In dyadic explanations, interlocutors adapt cognitively as well as verbally to one another as the interaction unfolds. Crucial for cognitive adaptation is the so-called partner model, which refers to the process of inferring the partner’s mental states. Initial partner models are formed via stereotypes, cues or prior assumptions and continuously get updated during the interaction. To reveal how these two forms of adaptivity serve scaffolding, we hypothesize that specific patterns of cognitive adaptivity will co-occur with verbal adaptivity.
Can explainees’ reactions scaffold the structure of explanations during the moment of conversation? In our study, we investigate whether explainees’ multimodal behavior can trigger a change in the episodic structure of doctor’s explanations of an upcoming surgery. Adapting previous research on explanation episodes (Roscoe & Chi, 2007), we analyze patients’ multimodal behavior (gaze, gestures and backchannelling) during transitions between different blocks of explanations.

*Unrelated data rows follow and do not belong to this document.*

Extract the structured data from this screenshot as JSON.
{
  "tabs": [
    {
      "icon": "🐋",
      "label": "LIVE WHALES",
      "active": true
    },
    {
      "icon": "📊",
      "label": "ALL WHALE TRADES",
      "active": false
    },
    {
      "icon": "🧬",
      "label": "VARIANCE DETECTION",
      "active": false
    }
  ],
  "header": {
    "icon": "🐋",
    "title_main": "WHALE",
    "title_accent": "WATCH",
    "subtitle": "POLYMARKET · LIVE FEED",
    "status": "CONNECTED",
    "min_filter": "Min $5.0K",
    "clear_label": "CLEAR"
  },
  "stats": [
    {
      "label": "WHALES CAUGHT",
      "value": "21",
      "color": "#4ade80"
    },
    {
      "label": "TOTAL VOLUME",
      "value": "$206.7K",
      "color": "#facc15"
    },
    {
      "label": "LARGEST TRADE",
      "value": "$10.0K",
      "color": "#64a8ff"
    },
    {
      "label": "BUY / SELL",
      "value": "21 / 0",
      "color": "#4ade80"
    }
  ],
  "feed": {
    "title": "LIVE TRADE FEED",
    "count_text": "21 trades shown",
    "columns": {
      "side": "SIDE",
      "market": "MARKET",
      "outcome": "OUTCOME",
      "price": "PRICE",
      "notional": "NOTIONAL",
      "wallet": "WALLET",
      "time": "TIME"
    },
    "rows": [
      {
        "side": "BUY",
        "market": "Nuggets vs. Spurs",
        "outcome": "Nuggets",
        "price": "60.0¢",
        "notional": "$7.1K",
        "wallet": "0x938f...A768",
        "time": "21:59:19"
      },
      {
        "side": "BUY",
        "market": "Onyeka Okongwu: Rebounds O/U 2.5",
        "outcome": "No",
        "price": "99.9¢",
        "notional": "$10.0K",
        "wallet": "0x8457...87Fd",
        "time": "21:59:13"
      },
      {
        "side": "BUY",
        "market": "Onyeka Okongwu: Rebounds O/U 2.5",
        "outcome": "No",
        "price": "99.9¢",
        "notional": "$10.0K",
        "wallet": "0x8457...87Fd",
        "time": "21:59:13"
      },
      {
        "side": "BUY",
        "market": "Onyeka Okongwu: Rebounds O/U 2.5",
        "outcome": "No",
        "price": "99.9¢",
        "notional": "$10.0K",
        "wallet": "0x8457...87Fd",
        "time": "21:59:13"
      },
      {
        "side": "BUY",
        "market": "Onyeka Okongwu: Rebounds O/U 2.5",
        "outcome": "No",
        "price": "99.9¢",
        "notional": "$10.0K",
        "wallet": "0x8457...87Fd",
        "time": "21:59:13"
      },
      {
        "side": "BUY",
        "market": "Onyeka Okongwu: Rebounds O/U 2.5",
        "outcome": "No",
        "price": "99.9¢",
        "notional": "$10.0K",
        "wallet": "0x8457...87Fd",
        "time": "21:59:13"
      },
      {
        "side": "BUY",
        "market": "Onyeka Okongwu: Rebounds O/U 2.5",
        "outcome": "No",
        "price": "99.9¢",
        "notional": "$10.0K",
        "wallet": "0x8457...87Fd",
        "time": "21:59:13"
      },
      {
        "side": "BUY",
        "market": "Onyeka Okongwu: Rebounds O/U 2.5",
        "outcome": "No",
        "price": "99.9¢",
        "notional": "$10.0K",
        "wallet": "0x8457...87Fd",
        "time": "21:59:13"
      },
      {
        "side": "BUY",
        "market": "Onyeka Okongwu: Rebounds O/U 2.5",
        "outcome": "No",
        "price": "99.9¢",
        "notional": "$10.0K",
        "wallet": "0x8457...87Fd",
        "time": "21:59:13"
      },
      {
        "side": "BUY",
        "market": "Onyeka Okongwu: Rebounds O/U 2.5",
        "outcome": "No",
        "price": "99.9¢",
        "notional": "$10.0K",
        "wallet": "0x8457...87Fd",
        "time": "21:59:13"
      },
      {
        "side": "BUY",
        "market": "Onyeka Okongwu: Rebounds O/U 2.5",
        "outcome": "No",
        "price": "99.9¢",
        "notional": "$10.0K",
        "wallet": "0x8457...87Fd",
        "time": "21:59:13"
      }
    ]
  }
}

Whereas scaffolding is mostly comprised as clear guidance for a task and what to do, the use of negation suggests what not to do. We investigated whether negation has an influence on basic processes such as the distribution of attention across the visual field. In an experiment with pairs of colored items, instructions for “now red!” caused a large attentional weight. When the instruction was negated “not green!”, the attentional weights were more balanced. This points toward the possibility to scaffold attention to a more balanced distribution by negation and will be tested in a human-robot interaction.
Emotions play an important role in tutoring situations and affect understanding processes in different ways. Whereas in parent–child interactions, the display of ostensive affective signals such as surprise or joy can support the understanding of action explanations, in other interactions such as with decision support systems, emotions may hinder the processes of understanding and action taking. We therefore develop an interactive system that is capable of scaffolding emotional processes in order to avoid such negative effects.